Smithfield, Virginia: March 22, 2020


    “Senator Ray Thurston was murdered sometime yesterday morning, most likely shortly after daybreak, according to his staff, who said the senator went for an early walk each morning. He was found in a makeshift grave this morning, after his staff reported him missing, at first believing he was seeking some rest and relaxation on a free day with no scheduled appointments. Police say it was a brutal murder. So far they have no suspects, and are not ruling out the possibility that this was an act of terrorism.

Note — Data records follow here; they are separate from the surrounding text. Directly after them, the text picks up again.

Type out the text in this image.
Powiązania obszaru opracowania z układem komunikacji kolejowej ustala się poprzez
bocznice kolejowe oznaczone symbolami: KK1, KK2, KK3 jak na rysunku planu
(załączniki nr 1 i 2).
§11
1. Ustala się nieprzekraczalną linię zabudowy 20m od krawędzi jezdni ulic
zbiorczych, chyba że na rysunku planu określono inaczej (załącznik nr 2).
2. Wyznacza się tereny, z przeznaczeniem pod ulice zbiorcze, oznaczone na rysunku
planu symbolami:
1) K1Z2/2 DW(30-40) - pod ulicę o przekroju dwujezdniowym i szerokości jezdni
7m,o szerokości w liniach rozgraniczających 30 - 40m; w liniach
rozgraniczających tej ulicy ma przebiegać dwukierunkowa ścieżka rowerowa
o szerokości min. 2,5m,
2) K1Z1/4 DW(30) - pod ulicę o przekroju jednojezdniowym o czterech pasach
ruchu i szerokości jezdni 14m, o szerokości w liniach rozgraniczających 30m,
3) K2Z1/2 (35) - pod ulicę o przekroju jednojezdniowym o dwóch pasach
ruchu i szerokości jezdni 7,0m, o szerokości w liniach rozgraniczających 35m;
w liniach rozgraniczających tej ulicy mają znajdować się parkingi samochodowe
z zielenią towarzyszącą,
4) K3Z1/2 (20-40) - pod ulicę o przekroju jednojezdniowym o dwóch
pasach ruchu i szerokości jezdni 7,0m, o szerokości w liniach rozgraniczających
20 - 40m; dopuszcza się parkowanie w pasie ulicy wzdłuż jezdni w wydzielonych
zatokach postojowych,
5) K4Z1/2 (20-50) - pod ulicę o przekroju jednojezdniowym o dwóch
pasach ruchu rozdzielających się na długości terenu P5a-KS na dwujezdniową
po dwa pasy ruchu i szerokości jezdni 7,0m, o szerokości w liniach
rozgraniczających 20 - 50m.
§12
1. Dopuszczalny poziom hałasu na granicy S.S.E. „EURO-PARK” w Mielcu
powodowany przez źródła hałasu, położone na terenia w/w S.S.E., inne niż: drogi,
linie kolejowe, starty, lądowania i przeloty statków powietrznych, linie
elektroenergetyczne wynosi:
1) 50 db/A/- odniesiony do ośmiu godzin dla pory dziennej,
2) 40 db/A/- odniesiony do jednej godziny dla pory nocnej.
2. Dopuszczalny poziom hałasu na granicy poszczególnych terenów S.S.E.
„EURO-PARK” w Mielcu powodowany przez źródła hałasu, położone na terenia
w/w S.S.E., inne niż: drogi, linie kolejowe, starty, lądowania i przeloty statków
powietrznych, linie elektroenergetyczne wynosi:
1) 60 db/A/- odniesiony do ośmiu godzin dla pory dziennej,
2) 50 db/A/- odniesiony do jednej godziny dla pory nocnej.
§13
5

    “The senator had served in Congress for twenty-seven years, second only to Senate Majority Leader Malcolm Dean of Mississippi in time served in a senatorial position. His stance on many issues had been predisposed more and more to the right during his tenure, and he was often in strict opposition to those on the left. Nevertheless, Democrat House Majority Leader Ted Kearns of Missouri said his party was quote ‘shocked and horrified by the news of Thurston’s murder’ unquote, and called for a scrupulous investigation of the incident.
    “Thurston’s staff said it was certain that the senator had gone for his daily walk on the Cascade Falls Trail only a few hundred yards from where I stand right now in front of the Old Homestead Resort, the oldest resort in the United States, founded in 1766. They believed the senator was seeking some privacy when he did not return promptly from his walk, and they affirmed he had no official appointments yesterday.
    “Chief of staff Sally Childers said they became highly concerned that Thurston was not back in his room when he was notified that that it was time for dinner to be served at 7:00 yesterday evening, and the police were immediately notified. His grieving family is expected in Hot Springs tomorrow afternoon to give a positive identification of the body. This is Tim Calhoun reporting for CNN from the Old Homestead Resort in Hot Springs, Virginia.”
    Barris Bartholomew Kegley’s gloved hand clicked off the remote from the Super Eight Motel room in Smithfield, Virginia, where he had driven non-stop - excluding gas and restroom stops - after murdering Senator Thurston.
    “I am your madman, your misfit, your monster. I am your wastrel,” he said in a muffled, hissing voice; then he snickered, and turned on his portable CD player, and as the bassoon began softly playing the first notes of Stravinsky’s “The Rite of Spring,” he picked up the brown plastic medication bottle, removed the white cap, shook out two pills, tossed them into his mouth, swallowed, picked up a clear plastic bottle of mineral water and washed them down. He snapped off the nightstand lamp’s light and closed his eyes and peacefully fell off to sleep.